The tokenization of certain people, whether women or minorities, is something Tyson says he's noticed a lot in television sitcoms. "If there was a black person, there had to be some scripted reason for them being black." StarTalk directly combats that tokenization by relying on experts and their scientific expertise, rather than their gender or skin color. Tyson tells Bustle how he tries to achieve that:

I’d rather just have a transgender person in the studio commenting with his or her expertise. I don’t have to have a conversation [about it]; it’s there. It’s there because they achieved this [expertise]. The fact that I’m not asking them what it’s like to be transgender, it’s 'Tell me about what the black hole is doing at the center of the galaxy,' And that way it shifts [the discussion] completely.

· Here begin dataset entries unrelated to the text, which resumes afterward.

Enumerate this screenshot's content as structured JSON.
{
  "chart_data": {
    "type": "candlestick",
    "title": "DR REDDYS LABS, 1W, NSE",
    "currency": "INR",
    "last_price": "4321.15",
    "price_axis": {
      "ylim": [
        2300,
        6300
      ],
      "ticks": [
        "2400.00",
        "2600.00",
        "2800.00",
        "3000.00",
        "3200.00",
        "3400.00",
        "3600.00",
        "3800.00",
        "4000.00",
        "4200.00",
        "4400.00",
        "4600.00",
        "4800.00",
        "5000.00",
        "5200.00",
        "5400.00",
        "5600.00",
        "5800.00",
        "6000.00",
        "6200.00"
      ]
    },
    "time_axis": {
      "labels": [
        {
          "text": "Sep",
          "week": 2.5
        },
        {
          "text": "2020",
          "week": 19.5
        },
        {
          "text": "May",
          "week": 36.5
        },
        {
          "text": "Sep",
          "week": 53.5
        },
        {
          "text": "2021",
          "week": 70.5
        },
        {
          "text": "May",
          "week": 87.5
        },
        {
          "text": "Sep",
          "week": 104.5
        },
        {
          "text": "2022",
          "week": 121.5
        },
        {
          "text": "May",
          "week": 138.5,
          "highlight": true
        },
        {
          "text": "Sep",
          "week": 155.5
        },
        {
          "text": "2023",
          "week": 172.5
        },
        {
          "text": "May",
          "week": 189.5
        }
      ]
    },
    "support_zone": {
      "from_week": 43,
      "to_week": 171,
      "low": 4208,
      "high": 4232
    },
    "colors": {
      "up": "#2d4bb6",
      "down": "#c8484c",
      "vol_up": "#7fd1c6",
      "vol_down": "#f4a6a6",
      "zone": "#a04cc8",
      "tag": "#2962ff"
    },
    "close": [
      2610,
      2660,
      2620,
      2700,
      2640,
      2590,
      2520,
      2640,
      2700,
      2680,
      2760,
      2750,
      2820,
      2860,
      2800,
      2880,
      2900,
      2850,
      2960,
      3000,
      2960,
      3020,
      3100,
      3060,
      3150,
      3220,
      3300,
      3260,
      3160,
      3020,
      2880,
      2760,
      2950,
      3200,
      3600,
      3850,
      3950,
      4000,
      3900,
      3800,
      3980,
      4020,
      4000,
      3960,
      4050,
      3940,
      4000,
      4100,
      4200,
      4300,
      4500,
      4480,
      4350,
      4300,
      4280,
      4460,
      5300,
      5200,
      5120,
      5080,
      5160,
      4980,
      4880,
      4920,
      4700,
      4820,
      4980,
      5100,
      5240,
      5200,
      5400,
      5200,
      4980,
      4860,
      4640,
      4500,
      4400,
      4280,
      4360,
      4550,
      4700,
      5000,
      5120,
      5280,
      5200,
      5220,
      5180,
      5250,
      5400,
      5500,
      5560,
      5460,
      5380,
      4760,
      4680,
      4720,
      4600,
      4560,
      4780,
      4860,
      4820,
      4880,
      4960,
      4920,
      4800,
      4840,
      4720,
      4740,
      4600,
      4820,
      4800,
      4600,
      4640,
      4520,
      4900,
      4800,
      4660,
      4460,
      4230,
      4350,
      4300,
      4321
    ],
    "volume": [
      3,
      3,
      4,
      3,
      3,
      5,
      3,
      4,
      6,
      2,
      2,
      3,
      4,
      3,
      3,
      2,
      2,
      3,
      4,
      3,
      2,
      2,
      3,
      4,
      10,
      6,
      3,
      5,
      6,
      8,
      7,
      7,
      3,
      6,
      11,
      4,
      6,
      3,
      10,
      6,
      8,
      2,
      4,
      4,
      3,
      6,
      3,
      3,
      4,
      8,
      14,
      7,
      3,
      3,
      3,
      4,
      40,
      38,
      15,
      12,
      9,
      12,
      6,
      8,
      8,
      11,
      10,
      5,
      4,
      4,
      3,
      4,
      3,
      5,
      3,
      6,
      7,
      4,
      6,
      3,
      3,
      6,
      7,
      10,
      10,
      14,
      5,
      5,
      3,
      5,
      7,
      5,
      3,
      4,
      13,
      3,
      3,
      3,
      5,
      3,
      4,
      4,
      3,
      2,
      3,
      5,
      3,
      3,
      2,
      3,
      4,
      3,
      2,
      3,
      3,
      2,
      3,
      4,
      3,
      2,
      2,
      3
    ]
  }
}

It's no surprise that Tyson's StarTalk has achieved a seamless integration of diverse voices in its third season, as he's clearly someone who's long respected women and all types of geeks in his field. Tyson tells Bustle that Dava Sobel — the author of The Glass Universe, which explores the women in astrophysics who, at the turn of the century, discovered how stars work — is one of his highly regarded role models. "My field has very deep roots in not only the relationship between women and calculus discovery, but the evolution of the roles they would play over the decades," Tyson says. "Right now, we still want to improve the numbers, but we have very visible, powerful women in my field."

Because of this, Tyson says he likes to do things "by example rather than by preaching," and the range of guests on StarTalk Season 3 are a great example for women and geeks everywhere who maybe haven't fit the traditional "science geek" mold throughout history.